I suppose they have done one public service. Young women? You want to know where Planned Parenthood is? You know those anti-abortion jerks you’ve seen standing on the corner? Yeah, that’s where it is.

12 Comments

  1. “..are they hoping to intimidate some insecure pregnant high school girl?”

    Yes.

  2. They’re anti-abortionists defending the right to life of the unborn despite having no lives themselves and probably never had. If they got more sex in (or at least more masturbation) then the wouldn’t be so worked up about it, now wound they?
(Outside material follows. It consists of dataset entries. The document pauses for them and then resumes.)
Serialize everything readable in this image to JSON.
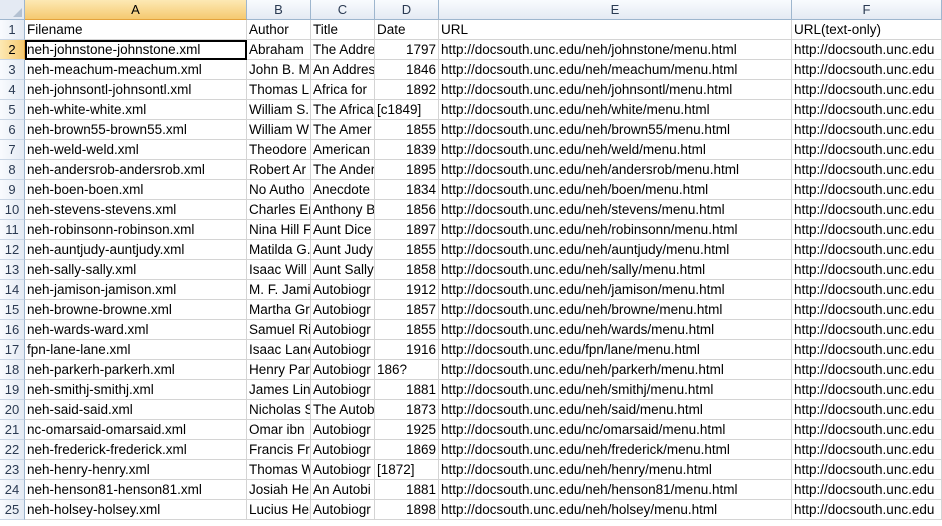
{
  "columns": [
    "A",
    "B",
    "C",
    "D",
    "E",
    "F"
  ],
  "active_cell": {
    "row": 2,
    "col": "A"
  },
  "rows": [
    {
      "n": "1",
      "cells": [
        "Filename",
        "Author",
        "Title",
        "Date",
        "URL",
        "URL(text-only)"
      ]
    },
    {
      "n": "2",
      "cells": [
        "neh-johnstone-johnstone.xml",
        "Abraham",
        "The Addre",
        "1797",
        "http://docsouth.unc.edu/neh/johnstone/menu.html",
        "http://docsouth.unc.edu"
      ]
    },
    {
      "n": "3",
      "cells": [
        "neh-meachum-meachum.xml",
        "John B. M",
        "An Addres",
        "1846",
        "http://docsouth.unc.edu/neh/meachum/menu.html",
        "http://docsouth.unc.edu"
      ]
    },
    {
      "n": "4",
      "cells": [
        "neh-johnsontl-johnsontl.xml",
        "Thomas L.",
        "Africa for",
        "1892",
        "http://docsouth.unc.edu/neh/johnsontl/menu.html",
        "http://docsouth.unc.edu"
      ]
    },
    {
      "n": "5",
      "cells": [
        "neh-white-white.xml",
        "William S.",
        "The Africa",
        "[c1849]",
        "http://docsouth.unc.edu/neh/white/menu.html",
        "http://docsouth.unc.edu"
      ]
    },
    {
      "n": "6",
      "cells": [
        "neh-brown55-brown55.xml",
        "William W",
        "The Amer",
        "1855",
        "http://docsouth.unc.edu/neh/brown55/menu.html",
        "http://docsouth.unc.edu"
      ]
    },
    {
      "n": "7",
      "cells": [
        "neh-weld-weld.xml",
        "Theodore",
        "American",
        "1839",
        "http://docsouth.unc.edu/neh/weld/menu.html",
        "http://docsouth.unc.edu"
      ]
    },
    {
      "n": "8",
      "cells": [
        "neh-andersrob-andersrob.xml",
        "Robert  Ar",
        "The Ander",
        "1895",
        "http://docsouth.unc.edu/neh/andersrob/menu.html",
        "http://docsouth.unc.edu"
      ]
    },
    {
      "n": "9",
      "cells": [
        "neh-boen-boen.xml",
        "No Autho",
        "Anecdote",
        "1834",
        "http://docsouth.unc.edu/neh/boen/menu.html",
        "http://docsouth.unc.edu"
      ]
    },
    {
      "n": "10",
      "cells": [
        "neh-stevens-stevens.xml",
        "Charles Er",
        "Anthony B",
        "1856",
        "http://docsouth.unc.edu/neh/stevens/menu.html",
        "http://docsouth.unc.edu"
      ]
    },
    {
      "n": "11",
      "cells": [
        "neh-robinsonn-robinson.xml",
        "Nina Hill F",
        "Aunt Dice",
        "1897",
        "http://docsouth.unc.edu/neh/robinsonn/menu.html",
        "http://docsouth.unc.edu"
      ]
    },
    {
      "n": "12",
      "cells": [
        "neh-auntjudy-auntjudy.xml",
        "Matilda G.",
        "Aunt Judy",
        "1855",
        "http://docsouth.unc.edu/neh/auntjudy/menu.html",
        "http://docsouth.unc.edu"
      ]
    },
    {
      "n": "13",
      "cells": [
        "neh-sally-sally.xml",
        "Isaac  Will",
        "Aunt Sally",
        "1858",
        "http://docsouth.unc.edu/neh/sally/menu.html",
        "http://docsouth.unc.edu"
      ]
    },
    {
      "n": "14",
      "cells": [
        "neh-jamison-jamison.xml",
        "M. F. Jami",
        "Autobiogr",
        "1912",
        "http://docsouth.unc.edu/neh/jamison/menu.html",
        "http://docsouth.unc.edu"
      ]
    },
    {
      "n": "15",
      "cells": [
        "neh-browne-browne.xml",
        "Martha Gr",
        "Autobiogr",
        "1857",
        "http://docsouth.unc.edu/neh/browne/menu.html",
        "http://docsouth.unc.edu"
      ]
    },
    {
      "n": "16",
      "cells": [
        "neh-wards-ward.xml",
        "Samuel Ri",
        "Autobiogr",
        "1855",
        "http://docsouth.unc.edu/neh/wards/menu.html",
        "http://docsouth.unc.edu"
      ]
    },
    {
      "n": "17",
      "cells": [
        "fpn-lane-lane.xml",
        "Isaac  Lane",
        "Autobiogr",
        "1916",
        "http://docsouth.unc.edu/fpn/lane/menu.html",
        "http://docsouth.unc.edu"
      ]
    },
    {
      "n": "18",
      "cells": [
        "neh-parkerh-parkerh.xml",
        "Henry  Par",
        "Autobiogr",
        "186?",
        "http://docsouth.unc.edu/neh/parkerh/menu.html",
        "http://docsouth.unc.edu"
      ]
    },
    {
      "n": "19",
      "cells": [
        "neh-smithj-smithj.xml",
        "James Linc",
        "Autobiogr",
        "1881",
        "http://docsouth.unc.edu/neh/smithj/menu.html",
        "http://docsouth.unc.edu"
      ]
    },
    {
      "n": "20",
      "cells": [
        "neh-said-said.xml",
        "Nicholas  S",
        "The Autob",
        "1873",
        "http://docsouth.unc.edu/neh/said/menu.html",
        "http://docsouth.unc.edu"
      ]
    },
    {
      "n": "21",
      "cells": [
        "nc-omarsaid-omarsaid.xml",
        "Omar ibn",
        "Autobiogr",
        "1925",
        "http://docsouth.unc.edu/nc/omarsaid/menu.html",
        "http://docsouth.unc.edu"
      ]
    },
    {
      "n": "22",
      "cells": [
        "neh-frederick-frederick.xml",
        "Francis  Fr",
        "Autobiogr",
        "1869",
        "http://docsouth.unc.edu/neh/frederick/menu.html",
        "http://docsouth.unc.edu"
      ]
    },
    {
      "n": "23",
      "cells": [
        "neh-henry-henry.xml",
        "Thomas W",
        "Autobiogr",
        "[1872]",
        "http://docsouth.unc.edu/neh/henry/menu.html",
        "http://docsouth.unc.edu"
      ]
    },
    {
      "n": "24",
      "cells": [
        "neh-henson81-henson81.xml",
        "Josiah  He",
        "An Autobi",
        "1881",
        "http://docsouth.unc.edu/neh/henson81/menu.html",
        "http://docsouth.unc.edu"
      ]
    },
    {
      "n": "25",
      "cells": [
        "neh-holsey-holsey.xml",
        "Lucius Her",
        "Autobiogr",
        "1898",
        "http://docsouth.unc.edu/neh/holsey/menu.html",
        "http://docsouth.unc.edu"
      ]
    }
  ]
}
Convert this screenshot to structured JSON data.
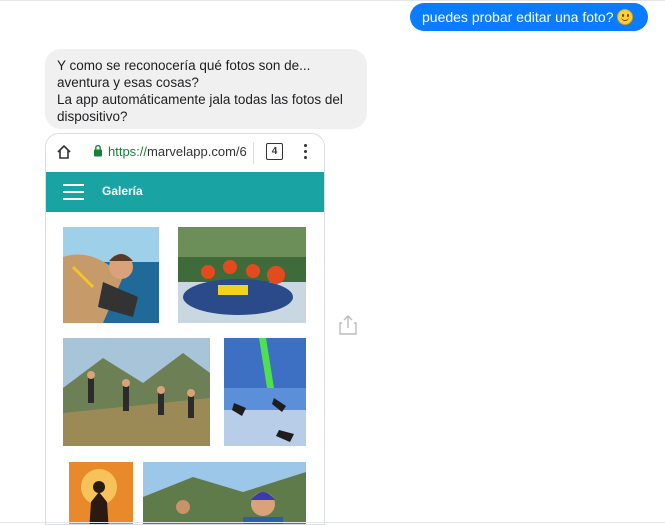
{
  "conversation": {
    "outgoing_message": "puedes probar editar una foto?",
    "incoming_message_lines": [
      "Y como se reconocería qué fotos son de...",
      "aventura y esas cosas?",
      "La app automáticamente jala todas las fotos del",
      "dispositivo?"
    ]
  },
  "screenshot": {
    "browser": {
      "url_scheme": "https://",
      "url_rest": "marvelapp.com/6",
      "tab_count": "4"
    },
    "app": {
      "title": "Galería"
    }
  },
  "colors": {
    "outgoing_bubble": "#0a7cff",
    "incoming_bubble": "#f0f0f0",
    "app_bar": "#1aa3a3"
  },
  "icons": [
    "smile-emoji-icon",
    "home-icon",
    "lock-icon",
    "tabs-icon",
    "more-vert-icon",
    "hamburger-menu-icon",
    "share-icon"
  ]
}
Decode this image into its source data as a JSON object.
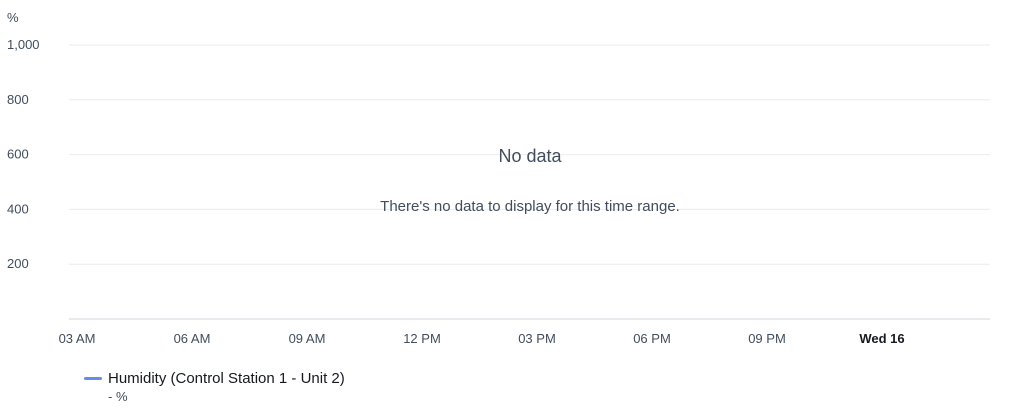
{
  "chart_data": {
    "type": "line",
    "title": "",
    "xlabel": "",
    "ylabel": "%",
    "ylim": [
      0,
      1000
    ],
    "y_ticks": [
      "1,000",
      "800",
      "600",
      "400",
      "200"
    ],
    "y_tick_values": [
      1000,
      800,
      600,
      400,
      200
    ],
    "x_ticks": [
      {
        "label": "03 AM",
        "bold": false
      },
      {
        "label": "06 AM",
        "bold": false
      },
      {
        "label": "09 AM",
        "bold": false
      },
      {
        "label": "12 PM",
        "bold": false
      },
      {
        "label": "03 PM",
        "bold": false
      },
      {
        "label": "06 PM",
        "bold": false
      },
      {
        "label": "09 PM",
        "bold": false
      },
      {
        "label": "Wed 16",
        "bold": true
      }
    ],
    "series": [
      {
        "name": "Humidity (Control Station 1 - Unit 2)",
        "values": [],
        "color": "#688ae8"
      }
    ],
    "grid": true,
    "legend_position": "bottom-left",
    "empty_state": {
      "title": "No data",
      "message": "There's no data to display for this time range."
    },
    "legend_value": "- %"
  }
}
  3. They’re new. My primary reaction was disbelief: abortion protesters in Capitol Hill? Are they fuckin’ kidding?

    1. Author

      We must be talking about different people, the ones I saw were in Bellingham. They’re on Capitol Hill too? Words fail me.

      1. They’re doing a 40 days of protesting deal, most likely as wide-spread as they can manage.

  4. They makes me furious, too, for exactly the reasons you describe.

    And when a Baptist friend of mine told me she had joined the board of Birthright, I wrote her a 10-page poem of protest.

    1. Author

      That sort of thing can be hard.

      Many of my more religious friends and relatives are in the “a little uncomfortable with the idea of abortion, but definitely support legal access to it” camp, which I can live with.

      But some of them…

  5. I have to be honest and say that I think that if I were pregnant, I wouldn’t be able to go through with an abortion unless my doctor said it was a serious health matter. (Of course it’s easy to say things like that when I don’t have the equipment, but that’s where the “think” part comes in.) It’s probably a matter of sentimentality more than anything else and I certainly don’t believe the fetus should be considered a human being in its own right, at least not until it’s theoretically viable (a date that keeps moving back as preemie-support technology improves, but then if the baby’s that far along, it’s not an abortion, but a c-section, neh?)

    I do think it’s a life, at least once the tissues have really differentiated; I have no problem whatsoever with the use of “morning after” pills.

    That said, I absolutely support the right of women (including, say, some hypothetical partner who might be carrying our hypothetical fetus) to decide that stuff for themselves. I would not be surprised to find a few women out there who are being irresponsible about it, but I can’t think of any rights in our society which I think people should lose based on the irresponsibility of a few. (Like, say, free speech.)

    You know what I would like to see? VHEMT setting up in front of Planned Parenthood. :)

    1. Author

      I would not be surprised to find a few women out there who are being irresponsible about it, but I can’t think of any rights in our society which I think people should lose based on the irresponsibility of a few

      And I can’t imagine a world in which it makes sense to decide that, because some women are irresponsible, we should therefore force them to bring their pregnancies to term.

      What, you have to earn the right to an abortion by being the kind of person who doesn’t need one?

      1. Oh, I’m not even remotely suggesting that that should be the case. I just brought up the irresponsible women because that’s the biggest strawperson that I’ve heard the anti-abortionists raise. “Don’t you know some women just keep having abortions? Using them as birth control?” Well, I can’t say as I’m thrilled about that, but then I can’t say as I’m thrilled about people insisting on teaching people young earth creationism, and I don’t think they should be legally prevented either (unless of course it’s their paid job to do otherwise, and even then it’s between them and their employer, not the law). And I am sure there are a lot more young earthers than casual aborters :)

        1. Author

          Ah… I was worried that you were merely reiterating the strawperson rather than engaging it. So I gave my standard answer to that particular strawperson.

          1. I can see that now. When will people learn that there hasn’t been a decent strawman since Ray Bolger?